Event puts students in the seat of learning
Traditional colleges and online faculties from around the world showcase their programmes at this yearly expo
REPRESENTATIVES OF major educational institutions from all over the world are gathering at the Hong Kong Exhibition Centre today for the Nexus Education Fair 2004.
The annual event comes hot on the heels of exhibitions in Beijing and Shanghai, and before the final show to be held in Singapore on Saturday and Sunday, as international educators embark on a whistle-stop tour to vie for the attention of some of Asia's finest young minds.
Organised by British-based public relations firm Nexus Media, it may not be the largest or highest-profile education show, but some exhibitors say Nexus is the one at which they will definitely find fewer browsers and more people serious about study.
For prospective students, it is a great chance to get to grips with the confusing assortment of learning options available.
With representatives from several institutions of all descriptions putting in an appearance, the fair offers a comprehensive view of the entire educational spectrum - from some of the most innovative e-learning methods available to the hallowed halls of the University of Hong Kong.
For the early session (12pm-3pm), there is even a free lunch.
The Nexus Education Fair is now in its 11th year. After showing in Hong Kong and Singapore for the first nine years, the exhibition expanded to include Hanoi, Ho Chih Minh City and Taipei last year, in a one-time-only visit.
This year, the Nexus fairs have made their first foray into the mainland, with exhibitions in Beijing and Shanghai - evidence of the growing spending power of Chinese students.
Many exhibitors are from the educational old guard: traditional universities and well-established business schools.
This respected elite is represented by the University of London, Strathclyde Graduate Business School and the University of Western Australia.
But for those who do not want to travel to university, let the university come to you. The internet revolution has altered the playing field of tertiary, postgraduate and further education, moving the library into the living room.
This has created a new breed of university, one that is not bricks and mortar and does not exist in real space and time, but rather as a virtual entity. A qualification from one of these virtual institutions can carry just as much weight as a traditional one.
Drawing a link between the old and the new, Universitas 21 Global is an international business school offering MBA courses over the internet. It stands out because it is endorsed by 16 respected universities across four continents, including the University of Hong Kong, McGill University and the University of Edinburgh.

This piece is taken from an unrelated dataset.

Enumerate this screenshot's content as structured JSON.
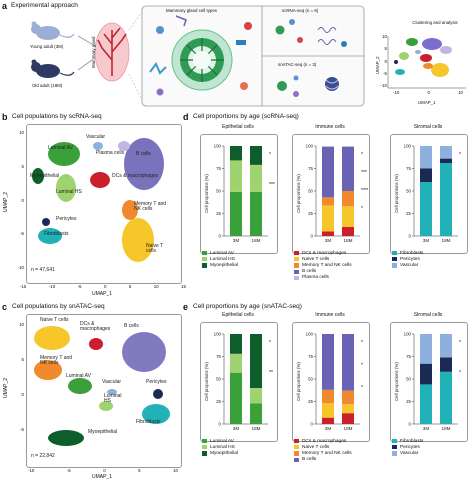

Other exhibitors are offering a middle option, a marriage of modern technology with more traditional teaching methods.
The Hartford Institute offers degree and postgraduate programmes from overseas universities taught in its local tutorial centre using video conferencing.
All levels of further education are to be found at the exhibition.
A failing of Hong Kong's education system is it is too easy for unmotivated teenagers to fall through the gaps - a problem exacerbated by the city's transition to a service-based economy.
Set out in 2001, the government's policy of supporting lifelong learning with non-means-tested loans and the continuing education fund has proven to be the incentive many people needed to finally pursue their dreams of further and higher education.
Caritas Adult & Higher Education Service is one of several providers of continuing education that will be exhibiting at today's fair.
Caritas has a comprehensive range of courses to put anyone back on the path to learning, whatever their age.
There are opportunities to pursue a full university degree through the charity's connections with overseas institutions such as the University of Sunderland in Britain, Kwantlen University College in Canada and the University of Missouri - St Louis in the United States.
HKU Space will also be exhibiting at the show, offering more than 900 full- and part-time courses in a wide range of fields.
Students looking for ways to improve their language skills will not be disappointed either - whatever their level.
There is a strong British presence at the fair, with the British United Education Services representing several schools and colleges.
The British Council - Scotland will also be on hand, hoping to entice visitors to learn the international language in a more northerly setting.
The Introducing Australia Study Centre will showcase the options available for studying English Down Under.
So, whatever your particular area of interest, or even if you are just curious to see what options are available, the fair is not to be missed.